SuperstepGatherSumApply
1 All vertices are active but here the edges are collected and sent to destination vertices. Only vertex (2) received more than 1 message. Its 2 messages are combined here into a single one: "A" + "C" = "AC" Reduced messages are applied on edges destination vertices: (2) => "AC", (3) => "B", (4) => "D", (5) => "E", (6) => "F".
2 All 4 updates vertices having outgoing edges are active. New values of (3)->(4), (4)->(5) and (4)->(6) are gathered. This operation is not executed. There is no a vertex with 2 or more messages. New values are set to: (4) => "BD", (5) => "DE", (6) => "DF"
3 Remaining 3 updated vertieces are active. Messages (4)->(5) and (4)->(6) are sent once again but with different values. Not executed, each vertex has 1 message. Vertices (5) and (6) update their states: (5) => "BDE" and (6) => "BDF"

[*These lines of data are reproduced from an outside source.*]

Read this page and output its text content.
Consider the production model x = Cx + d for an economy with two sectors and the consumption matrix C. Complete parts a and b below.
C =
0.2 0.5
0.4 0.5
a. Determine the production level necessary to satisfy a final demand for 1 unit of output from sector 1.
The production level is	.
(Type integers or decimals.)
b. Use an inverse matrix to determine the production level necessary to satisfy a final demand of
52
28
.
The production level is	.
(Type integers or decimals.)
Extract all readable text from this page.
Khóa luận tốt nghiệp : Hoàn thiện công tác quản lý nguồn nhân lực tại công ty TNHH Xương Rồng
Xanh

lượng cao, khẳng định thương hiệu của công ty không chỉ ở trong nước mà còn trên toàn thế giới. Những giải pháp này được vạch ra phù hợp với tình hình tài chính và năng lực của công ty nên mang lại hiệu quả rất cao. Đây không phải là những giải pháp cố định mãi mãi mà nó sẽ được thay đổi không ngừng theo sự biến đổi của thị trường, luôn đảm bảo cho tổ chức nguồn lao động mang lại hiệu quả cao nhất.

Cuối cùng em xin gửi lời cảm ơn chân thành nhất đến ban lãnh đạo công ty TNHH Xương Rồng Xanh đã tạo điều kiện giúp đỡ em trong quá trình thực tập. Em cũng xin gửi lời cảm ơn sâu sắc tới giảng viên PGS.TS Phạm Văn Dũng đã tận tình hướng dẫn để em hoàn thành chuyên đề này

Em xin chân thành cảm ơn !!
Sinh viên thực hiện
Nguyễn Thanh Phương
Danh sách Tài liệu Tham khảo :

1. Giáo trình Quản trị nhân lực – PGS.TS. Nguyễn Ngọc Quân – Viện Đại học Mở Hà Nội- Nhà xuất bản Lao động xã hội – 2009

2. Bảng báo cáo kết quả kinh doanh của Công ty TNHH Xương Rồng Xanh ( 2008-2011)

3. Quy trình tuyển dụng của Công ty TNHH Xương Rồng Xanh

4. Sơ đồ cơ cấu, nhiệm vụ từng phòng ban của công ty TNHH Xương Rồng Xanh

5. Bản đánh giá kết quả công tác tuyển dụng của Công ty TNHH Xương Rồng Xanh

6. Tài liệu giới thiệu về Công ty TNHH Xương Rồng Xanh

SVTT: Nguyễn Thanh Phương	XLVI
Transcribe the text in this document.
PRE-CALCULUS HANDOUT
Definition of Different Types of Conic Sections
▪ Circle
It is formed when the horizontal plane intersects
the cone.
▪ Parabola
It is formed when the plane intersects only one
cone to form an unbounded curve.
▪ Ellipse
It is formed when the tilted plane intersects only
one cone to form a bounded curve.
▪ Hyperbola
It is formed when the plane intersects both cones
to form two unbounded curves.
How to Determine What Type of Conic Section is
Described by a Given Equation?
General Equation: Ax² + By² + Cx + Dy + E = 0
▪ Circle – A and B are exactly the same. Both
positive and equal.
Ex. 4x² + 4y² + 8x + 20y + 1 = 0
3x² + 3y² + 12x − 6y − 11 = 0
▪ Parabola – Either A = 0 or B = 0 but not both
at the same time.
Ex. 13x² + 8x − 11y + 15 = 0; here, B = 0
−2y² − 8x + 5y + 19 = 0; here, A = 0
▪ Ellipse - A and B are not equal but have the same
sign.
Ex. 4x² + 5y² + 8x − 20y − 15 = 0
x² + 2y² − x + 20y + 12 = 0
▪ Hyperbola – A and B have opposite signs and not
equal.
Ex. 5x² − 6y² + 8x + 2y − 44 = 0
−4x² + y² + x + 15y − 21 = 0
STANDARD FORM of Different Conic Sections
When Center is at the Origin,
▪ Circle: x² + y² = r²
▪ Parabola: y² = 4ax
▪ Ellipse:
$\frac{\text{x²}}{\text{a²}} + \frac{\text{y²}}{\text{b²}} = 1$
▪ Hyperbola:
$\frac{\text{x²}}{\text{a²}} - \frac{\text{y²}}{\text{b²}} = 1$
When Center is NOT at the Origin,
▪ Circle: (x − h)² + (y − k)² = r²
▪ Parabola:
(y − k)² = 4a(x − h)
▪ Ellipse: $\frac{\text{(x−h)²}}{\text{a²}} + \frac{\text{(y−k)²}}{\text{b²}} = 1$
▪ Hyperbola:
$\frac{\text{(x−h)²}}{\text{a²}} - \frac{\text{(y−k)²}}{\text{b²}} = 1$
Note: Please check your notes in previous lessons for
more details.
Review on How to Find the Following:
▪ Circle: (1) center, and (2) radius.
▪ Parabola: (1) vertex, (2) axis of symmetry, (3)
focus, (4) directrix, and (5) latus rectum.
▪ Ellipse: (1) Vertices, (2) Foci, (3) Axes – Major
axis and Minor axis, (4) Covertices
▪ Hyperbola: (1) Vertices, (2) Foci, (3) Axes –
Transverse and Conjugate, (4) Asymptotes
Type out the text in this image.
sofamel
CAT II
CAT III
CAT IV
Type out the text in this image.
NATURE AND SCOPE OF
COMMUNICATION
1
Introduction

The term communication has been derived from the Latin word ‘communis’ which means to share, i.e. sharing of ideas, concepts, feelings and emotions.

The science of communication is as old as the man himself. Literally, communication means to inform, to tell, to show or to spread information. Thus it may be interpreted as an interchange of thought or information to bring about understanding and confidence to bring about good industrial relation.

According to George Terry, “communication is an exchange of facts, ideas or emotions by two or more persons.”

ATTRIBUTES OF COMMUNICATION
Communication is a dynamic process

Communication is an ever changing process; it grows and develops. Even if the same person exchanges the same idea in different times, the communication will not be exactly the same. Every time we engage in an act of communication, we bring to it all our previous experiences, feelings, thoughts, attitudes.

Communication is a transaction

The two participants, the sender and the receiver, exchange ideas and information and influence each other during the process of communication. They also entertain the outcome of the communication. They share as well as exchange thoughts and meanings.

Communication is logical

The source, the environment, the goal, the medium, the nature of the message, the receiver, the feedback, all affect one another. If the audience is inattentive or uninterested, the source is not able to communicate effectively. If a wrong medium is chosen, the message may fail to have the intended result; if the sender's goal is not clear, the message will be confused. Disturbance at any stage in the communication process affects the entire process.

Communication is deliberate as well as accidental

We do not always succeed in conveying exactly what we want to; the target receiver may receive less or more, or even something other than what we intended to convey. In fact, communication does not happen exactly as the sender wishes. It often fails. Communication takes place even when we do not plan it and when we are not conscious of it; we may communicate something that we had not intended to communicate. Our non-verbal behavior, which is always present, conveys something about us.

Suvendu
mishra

This post presented vertex-centric graph processing. As the name suggests, it's based on iterative execution of the user-defined functions of partitioned vertices. Most often the updated data is sent through messages but, as explained in the 4-pillars list, it's also possible to use shared memory. The execution is synchronous, with a synchronization barrier at the end of each iteration called superstep. However, an asynchronous version exists. It's more difficult to implement though. The vertex-centric concept can be made with one of 3 execution models: 1 phase, 2 phases and 3 phases. They differentiate by the number of user-defined functions. In the former, only 1 function is defined. It does both: sending messages and updating vertex value. Two other versions use more functions, as I presented that in the last section with a traversal-like example and more random-access one.